Additionally, the story’s background and explanation are conveyed insufficiently, overwhelming the viewer and separating them from the narrative. Furthermore, Nyai’s possession sequence during the finale makes it unclear who is in control of her until the point at which she collapses helplessly.
The Screen’s Return of Nafa Urbach
“Iblis Dalam Kandungan” is a widely awaited horror movie that also marks Nafa Urbach’s comeback to acting. Nafa Urbach displays her acting talents in the movie as Amelia, a wife who is seven months pregnant. Her performance is believable.
Nafa Urbach reportedly performed the scenes with actual raw flesh, without any editing, in the parts where Amelia is shown eating it as she is possessed. Sadly, her sacrifice was in vain because the camerawork didn’t pay enough attention to that particular scene. Viewers might not even be aware that Amelia is ingesting raw meat if they haven’t read the story beforehand.

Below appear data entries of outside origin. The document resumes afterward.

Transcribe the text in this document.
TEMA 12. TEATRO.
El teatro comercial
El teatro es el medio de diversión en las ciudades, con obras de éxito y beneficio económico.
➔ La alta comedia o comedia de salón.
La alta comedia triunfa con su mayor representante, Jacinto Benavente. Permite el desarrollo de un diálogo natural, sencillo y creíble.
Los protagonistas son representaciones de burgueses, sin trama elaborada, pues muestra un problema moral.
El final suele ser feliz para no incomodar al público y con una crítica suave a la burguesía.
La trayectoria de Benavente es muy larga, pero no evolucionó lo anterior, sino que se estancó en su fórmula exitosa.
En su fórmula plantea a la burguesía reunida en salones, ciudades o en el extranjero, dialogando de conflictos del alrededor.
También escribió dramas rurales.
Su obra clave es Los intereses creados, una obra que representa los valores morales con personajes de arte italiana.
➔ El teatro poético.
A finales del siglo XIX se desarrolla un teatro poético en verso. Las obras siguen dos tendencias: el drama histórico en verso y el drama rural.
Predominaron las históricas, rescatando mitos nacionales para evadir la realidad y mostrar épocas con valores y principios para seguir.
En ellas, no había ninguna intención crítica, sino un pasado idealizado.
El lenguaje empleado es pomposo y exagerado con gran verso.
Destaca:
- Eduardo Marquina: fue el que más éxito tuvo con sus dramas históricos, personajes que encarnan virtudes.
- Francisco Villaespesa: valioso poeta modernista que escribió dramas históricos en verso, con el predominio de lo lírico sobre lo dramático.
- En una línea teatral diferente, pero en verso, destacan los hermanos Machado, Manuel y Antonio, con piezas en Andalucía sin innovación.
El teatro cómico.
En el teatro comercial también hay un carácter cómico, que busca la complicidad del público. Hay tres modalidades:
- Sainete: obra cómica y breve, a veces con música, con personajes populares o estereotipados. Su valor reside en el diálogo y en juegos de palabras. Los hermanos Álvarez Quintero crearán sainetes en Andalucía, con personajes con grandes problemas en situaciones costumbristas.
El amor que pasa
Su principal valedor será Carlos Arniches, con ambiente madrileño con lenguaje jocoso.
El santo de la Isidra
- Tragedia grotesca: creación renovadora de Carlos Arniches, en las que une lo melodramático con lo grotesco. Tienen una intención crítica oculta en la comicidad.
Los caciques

There are other issues in addition to the poor photography and the uninteresting makeup used on the ghostly characters, which consists of white makeup with portrayed veins and unthreatening white eyes.
The extensive makeup feels out of character for a pregnant lady in a village who never leaves her house. The peasants with veneer teeth and tattooed eyebrows are likewise unwise choices.
The horror elements of “Iblis Dalam Kandungan” are presented fairly successfully. It makes use of unusual musical soundtracks, which thankfully don’t overwhelm or irritate the ears of the audience. With the help of numerous jump scares strewn throughout the movie, the set and locales successfully evoke a spooky mood.
“Iblis Dalam Kandungan” joins the list of forgettable clichéd horror flicks since its plot falls flat and offers nothing unique. This movie might only be appropriate for horror movie enthusiasts who don’t have any other options now showing in theatres because of the film’s lacklustre ghosts and average photography.